46. Sticheleien Aus «Politiker wider Willen»

Am erwähnten Anlass der A.P.V. – Association patriotique vaudoise – hat es Misstöne gegeben. Dem aufmerksamen Berichterstatter der Sozialistenzeitung Droit du Peuple ist aufgefallen, dass sich das Verhältnis zwischen Vallotton, «der darauf wartet, seine Koffer zu packen, um die Schweizer Botschaft in Paris zu besetzen», und seinem Freund im Bundesrat abgekühlt hat:

Im feierlichen und pedantischen Ton, der seinen ungeheuren Ehrgeiz verrät, geisselte M. Vallotton die «Schwächen» des Bundesrats. Der hinter ihm sitzende M. Pilet-Golaz, dem es noch nicht gelungen ist, ihm den Ambassadorenposten in Paris zu verschaffen, steckte seine «Gerade», ohne mit den Wimpern zu zucken, ein.

Vallotton hatte tatsächlich den Bundesrat nicht geschont:

Wir gratulieren dem Bundesrat, dass er im Juni 1933 endlich die Subvention an den [Arbeitersportverband] Satus bekämpft hat, aber wir bedauern, dass er ihn während Jahren unterstützt hat. Wir sind mit dem Gesetzesprojekt über die öffentliche Ordnung, das die Regierung den Kammern jetzt vorgelegt hat, einverstanden, aber wir sind zutiefst enttäuscht gewesen über ihre derart schwache Antwort [auf die Genfer Ereignisse] im Dezember 1932.

Was wir wollen, ist eine energische, starke Regierung, die regiert, eine Regierung, welche die Schwierigkeiten löst, und nicht einen Verwaltungsrat, der sich mit ephemeren und trügerischen Halbmassnahmen begnügt.

Pilet blieb seinem alten Freund die Antwort nicht schuldig. Gemäss Droit du Peuple war der Bundesrat «viel beredter und geschickter» als «le petit ‹Führer› de l’A.P.V.». Er parierte Vallottons Angriffe mit einer scharfen Kritik an den «Parlamentariern, die sich in allzu viele Dinge einmischen und deren Interpellationen in neun von zehn Fällen nutzlos sind. M. Vallotton, der im Nationalrat oft interpelliert, blieb reglos.»
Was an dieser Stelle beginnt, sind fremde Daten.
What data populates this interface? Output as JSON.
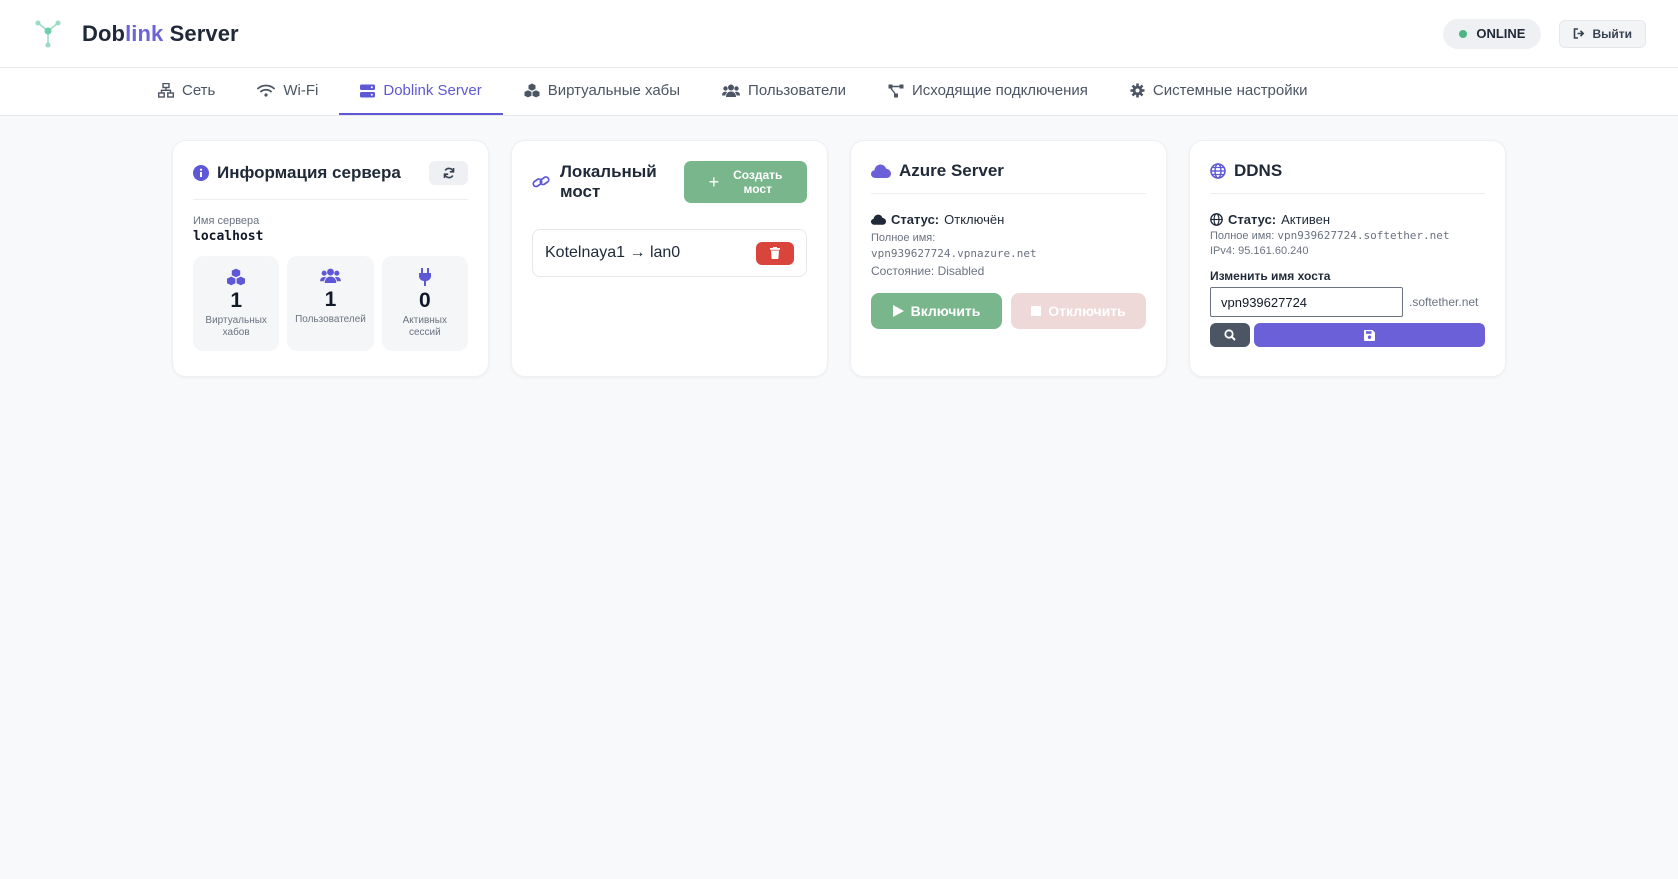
{
  "header": {
    "brand_part1": "Dob",
    "brand_part2": "link",
    "brand_part3": " Server",
    "status": "ONLINE",
    "logout_label": "Выйти"
  },
  "tabs": [
    {
      "label": "Сеть",
      "icon": "network-icon"
    },
    {
      "label": "Wi-Fi",
      "icon": "wifi-icon"
    },
    {
      "label": "Doblink Server",
      "icon": "server-icon",
      "active": true
    },
    {
      "label": "Виртуальные хабы",
      "icon": "cubes-icon"
    },
    {
      "label": "Пользователи",
      "icon": "users-icon"
    },
    {
      "label": "Исходящие подключения",
      "icon": "outgoing-icon"
    },
    {
      "label": "Системные настройки",
      "icon": "gear-icon"
    }
  ],
  "server_info": {
    "title": "Информация сервера",
    "name_label": "Имя сервера",
    "name_value": "localhost",
    "stats": [
      {
        "value": "1",
        "label": "Виртуальных хабов"
      },
      {
        "value": "1",
        "label": "Пользователей"
      },
      {
        "value": "0",
        "label": "Активных сессий"
      }
    ]
  },
  "bridge": {
    "title_line1": "Локальный",
    "title_line2": "мост",
    "create_line1": "Создать",
    "create_line2": "мост",
    "items": [
      {
        "name": "Kotelnaya1 → lan0"
      }
    ]
  },
  "azure": {
    "title": "Azure Server",
    "status_label": "Статус:",
    "status_value": "Отключён",
    "fullname_label": "Полное имя:",
    "fullname_value": "vpn939627724.vpnazure.net",
    "state_label": "Состояние:",
    "state_value": "Disabled",
    "enable_label": "Включить",
    "disable_label": "Отключить"
  },
  "ddns": {
    "title": "DDNS",
    "status_label": "Статус:",
    "status_value": "Активен",
    "fullname_label": "Полное имя:",
    "fullname_value": "vpn939627724.softether.net",
    "ipv4_label": "IPv4:",
    "ipv4_value": "95.161.60.240",
    "change_label": "Изменить имя хоста",
    "host_value": "vpn939627724",
    "host_suffix": ".softether.net"
  },
  "colors": {
    "accent": "#5f58d6",
    "success": "#79b68c",
    "danger": "#d9453d",
    "online_dot": "#4fb583"
  }
}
Pilets gepfefferte Antwort auf Vallottons Attacke wörtlich:

Unsere Exekutive ist gemacht, um zu regieren und allein zu regieren. Nun aber regiert sie nicht mehr allein, weil sie von Seiten des Parlaments von einem Regen von Interpellationen und Motionen überschüttet wird, die seine Macht schwächen. In der heutigen Zeit hat das Parlament seine wirklichen Pflichten und Aufgaben vergessen! Aber, wie das Sprichwort sagt, jedes Volk hat das Parlament, das es verdient, und es liegt am Schweizervolk, Abgeordnete nach Bern zu schicken, die ihre Pflichten gegenüber Staat und Allgemeinheit kennen.

Marcel und Henry, einst ein Herz und eine Seele, haben sich auseinandergelebt. Keiner der beiden scheut davon zurück, den Freund öffentlich zu kritisieren.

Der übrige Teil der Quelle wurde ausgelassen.